Nicht nur per Bankeinzug Kunden können bezahlen, wie sie wollen

Stand: 02.12.2021 12:53 Uhr

Unternehmen dürfen keine Entgelte für elektronische Zahlungen erheben. Das hat der Europäische Gerichtshof entschieden und damit die Verbraucherrechte gestärkt.

Im elektronischen Zahlungsverkehr dürfen Unternehmen keine zusätzlichen Gebühren von Kunden fordern, die ihre Rechnungen nicht per Bankeinzug bezahlen. Solche Kosten sind seit 2018 generell unzulässig, wie der Europäische Gerichtshof (EuGH) in Luxemburg heute entschied.

Die Zahlungsdienste-Richtlinie der EU sieht vor, dass Kunden für bestimmte Zahlungsweisen eines Dienstleisters nicht zusätzlich zu Kasse gebeten werden dürfen.
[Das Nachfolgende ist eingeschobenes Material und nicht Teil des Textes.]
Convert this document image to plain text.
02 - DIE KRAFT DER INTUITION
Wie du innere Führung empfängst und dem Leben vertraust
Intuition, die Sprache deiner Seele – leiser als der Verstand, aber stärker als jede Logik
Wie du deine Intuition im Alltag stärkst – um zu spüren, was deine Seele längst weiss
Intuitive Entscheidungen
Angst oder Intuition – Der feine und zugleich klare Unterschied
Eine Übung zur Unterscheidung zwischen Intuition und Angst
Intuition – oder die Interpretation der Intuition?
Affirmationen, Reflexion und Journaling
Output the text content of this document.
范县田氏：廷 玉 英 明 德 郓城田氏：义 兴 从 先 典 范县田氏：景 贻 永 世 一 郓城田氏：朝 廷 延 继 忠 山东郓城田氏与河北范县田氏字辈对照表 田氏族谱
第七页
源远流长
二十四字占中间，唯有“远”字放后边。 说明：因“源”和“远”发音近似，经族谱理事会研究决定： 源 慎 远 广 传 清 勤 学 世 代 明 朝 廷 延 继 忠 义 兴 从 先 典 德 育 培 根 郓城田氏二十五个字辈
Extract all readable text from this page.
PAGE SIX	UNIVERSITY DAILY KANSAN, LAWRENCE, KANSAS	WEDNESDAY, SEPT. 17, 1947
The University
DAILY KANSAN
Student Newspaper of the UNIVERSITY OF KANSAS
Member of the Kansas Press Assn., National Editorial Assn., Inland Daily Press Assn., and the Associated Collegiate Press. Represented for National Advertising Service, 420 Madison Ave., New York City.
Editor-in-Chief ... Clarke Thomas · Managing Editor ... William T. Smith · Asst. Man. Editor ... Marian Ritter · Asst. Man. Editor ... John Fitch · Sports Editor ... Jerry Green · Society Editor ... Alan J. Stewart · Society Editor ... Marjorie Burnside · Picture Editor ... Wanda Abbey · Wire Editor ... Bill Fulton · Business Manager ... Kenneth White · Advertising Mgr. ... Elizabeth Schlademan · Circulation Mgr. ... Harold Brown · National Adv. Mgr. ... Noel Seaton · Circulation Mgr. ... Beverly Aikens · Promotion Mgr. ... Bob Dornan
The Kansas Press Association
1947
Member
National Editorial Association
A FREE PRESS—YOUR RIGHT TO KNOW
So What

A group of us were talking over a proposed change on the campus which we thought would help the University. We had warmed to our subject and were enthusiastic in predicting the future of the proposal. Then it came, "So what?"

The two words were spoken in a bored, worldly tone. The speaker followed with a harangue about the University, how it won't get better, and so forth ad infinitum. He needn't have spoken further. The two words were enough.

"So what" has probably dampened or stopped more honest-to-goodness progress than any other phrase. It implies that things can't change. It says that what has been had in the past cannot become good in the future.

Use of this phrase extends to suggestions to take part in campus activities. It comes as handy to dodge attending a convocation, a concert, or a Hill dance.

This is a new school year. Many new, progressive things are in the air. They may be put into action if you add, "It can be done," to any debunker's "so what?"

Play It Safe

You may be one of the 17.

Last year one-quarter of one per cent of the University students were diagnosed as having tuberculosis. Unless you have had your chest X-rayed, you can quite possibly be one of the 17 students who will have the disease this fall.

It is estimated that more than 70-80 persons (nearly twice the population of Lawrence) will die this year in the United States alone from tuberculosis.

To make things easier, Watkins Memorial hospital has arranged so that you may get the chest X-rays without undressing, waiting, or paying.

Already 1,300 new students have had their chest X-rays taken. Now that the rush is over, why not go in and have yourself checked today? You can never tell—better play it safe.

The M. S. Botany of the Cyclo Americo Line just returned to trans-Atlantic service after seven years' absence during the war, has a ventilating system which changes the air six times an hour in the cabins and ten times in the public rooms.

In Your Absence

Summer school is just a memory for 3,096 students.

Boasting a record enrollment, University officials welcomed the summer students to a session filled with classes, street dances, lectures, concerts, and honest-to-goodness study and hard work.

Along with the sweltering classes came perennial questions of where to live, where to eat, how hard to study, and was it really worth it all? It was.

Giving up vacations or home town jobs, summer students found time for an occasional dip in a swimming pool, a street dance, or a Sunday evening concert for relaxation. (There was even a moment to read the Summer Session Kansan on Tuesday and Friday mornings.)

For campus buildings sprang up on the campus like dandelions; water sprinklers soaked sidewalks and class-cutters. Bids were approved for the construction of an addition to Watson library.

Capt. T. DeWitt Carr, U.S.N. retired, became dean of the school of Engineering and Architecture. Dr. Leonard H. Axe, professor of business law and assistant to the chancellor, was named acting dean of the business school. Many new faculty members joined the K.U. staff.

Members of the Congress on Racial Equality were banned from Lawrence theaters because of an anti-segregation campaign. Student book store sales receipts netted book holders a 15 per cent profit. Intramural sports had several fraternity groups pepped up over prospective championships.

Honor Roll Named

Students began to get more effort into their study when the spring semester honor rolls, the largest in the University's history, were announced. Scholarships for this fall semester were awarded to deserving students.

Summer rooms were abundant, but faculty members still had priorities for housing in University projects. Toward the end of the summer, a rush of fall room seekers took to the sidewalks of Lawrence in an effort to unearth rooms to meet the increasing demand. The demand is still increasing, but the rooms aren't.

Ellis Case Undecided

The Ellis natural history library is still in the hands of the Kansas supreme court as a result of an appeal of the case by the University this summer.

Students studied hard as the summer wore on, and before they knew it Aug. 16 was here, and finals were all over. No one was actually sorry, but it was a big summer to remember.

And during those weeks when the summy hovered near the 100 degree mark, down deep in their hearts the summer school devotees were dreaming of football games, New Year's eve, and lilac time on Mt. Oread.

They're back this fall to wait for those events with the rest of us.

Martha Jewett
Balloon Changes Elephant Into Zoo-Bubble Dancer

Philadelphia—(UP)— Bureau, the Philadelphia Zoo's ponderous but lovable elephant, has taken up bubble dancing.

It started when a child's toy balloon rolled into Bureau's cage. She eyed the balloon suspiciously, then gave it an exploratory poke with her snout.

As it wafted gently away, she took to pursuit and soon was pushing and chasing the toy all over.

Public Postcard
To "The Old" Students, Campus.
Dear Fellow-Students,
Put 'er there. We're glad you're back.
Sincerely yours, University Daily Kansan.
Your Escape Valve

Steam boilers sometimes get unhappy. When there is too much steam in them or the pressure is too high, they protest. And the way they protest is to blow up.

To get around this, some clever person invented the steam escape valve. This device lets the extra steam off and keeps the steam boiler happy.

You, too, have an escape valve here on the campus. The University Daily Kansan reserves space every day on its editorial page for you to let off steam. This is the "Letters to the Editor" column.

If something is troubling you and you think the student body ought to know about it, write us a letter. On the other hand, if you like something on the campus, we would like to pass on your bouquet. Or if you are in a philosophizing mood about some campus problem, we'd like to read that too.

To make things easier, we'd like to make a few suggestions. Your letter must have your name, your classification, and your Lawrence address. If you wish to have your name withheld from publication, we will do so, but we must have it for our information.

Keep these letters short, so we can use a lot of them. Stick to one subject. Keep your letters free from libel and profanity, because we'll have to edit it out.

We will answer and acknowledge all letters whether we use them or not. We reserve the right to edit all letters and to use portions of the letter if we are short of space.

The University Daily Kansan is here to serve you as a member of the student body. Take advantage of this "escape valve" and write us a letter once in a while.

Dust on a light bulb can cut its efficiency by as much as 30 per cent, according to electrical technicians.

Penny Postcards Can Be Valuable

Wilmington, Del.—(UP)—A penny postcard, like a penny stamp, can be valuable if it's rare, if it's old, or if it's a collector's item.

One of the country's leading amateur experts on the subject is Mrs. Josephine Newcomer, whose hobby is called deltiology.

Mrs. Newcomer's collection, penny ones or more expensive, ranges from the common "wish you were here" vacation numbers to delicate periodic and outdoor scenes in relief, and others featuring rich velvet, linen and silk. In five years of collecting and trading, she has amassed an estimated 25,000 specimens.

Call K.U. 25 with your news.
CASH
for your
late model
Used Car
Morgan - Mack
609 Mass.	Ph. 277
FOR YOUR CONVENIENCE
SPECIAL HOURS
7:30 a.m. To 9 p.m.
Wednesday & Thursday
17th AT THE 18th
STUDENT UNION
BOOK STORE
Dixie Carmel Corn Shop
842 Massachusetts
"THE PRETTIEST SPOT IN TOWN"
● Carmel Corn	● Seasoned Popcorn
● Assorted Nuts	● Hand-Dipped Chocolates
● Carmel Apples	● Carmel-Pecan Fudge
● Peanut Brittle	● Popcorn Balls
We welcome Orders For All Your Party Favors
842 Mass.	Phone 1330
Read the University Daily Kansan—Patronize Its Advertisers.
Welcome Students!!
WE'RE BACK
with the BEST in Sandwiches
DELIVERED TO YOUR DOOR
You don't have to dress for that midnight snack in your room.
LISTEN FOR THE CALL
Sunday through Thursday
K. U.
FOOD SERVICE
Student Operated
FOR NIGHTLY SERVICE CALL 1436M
Diese Richtlinie trat zwar erst am 13. Januar 2018 in Kraft, das Verbot gelte aber auch für Verträge, die vorher abgeschlossen wurden und weiterliefen, befand das höchste Zivilgericht der Europäischen Union.

Verbraucherzentrale klagt gegen Vodafone

Im konkreten Fall hatte Vodafone Kabel Deutschland eine Selbstzahlerpauschale von 2,50 Euro verlangt, wenn Kunden ihre Rechnungen selbst mittels SEPA-Überweisung begleichen und ihr Vertrag vor Januar 2018 abgeschlossen wurde. Kunden mit neueren Verträgen müssen die Pauschale nicht bezahlen.

Die Verbraucherzentrale Bundesverband (vzbv) hatte dagegen geklagt. Daraufhin bat das Oberlandesgericht München den EuGH darum, das entsprechende EU-Recht genauer auszulegen.

Urteil gilt auch für Kartenzahlungen

Der EuGH entschied zudem, dass das Verbot von Zahlungsentgelten alle Zahlungen mit Kredit- und Debitkarten (beispielsweise EC-Karten) sowie per Überweisung und Lastschrift erfasst.

Für Barzahlungen gelten die betreffenden Vorschriften - und damit auch das Urteil - allerdings nicht.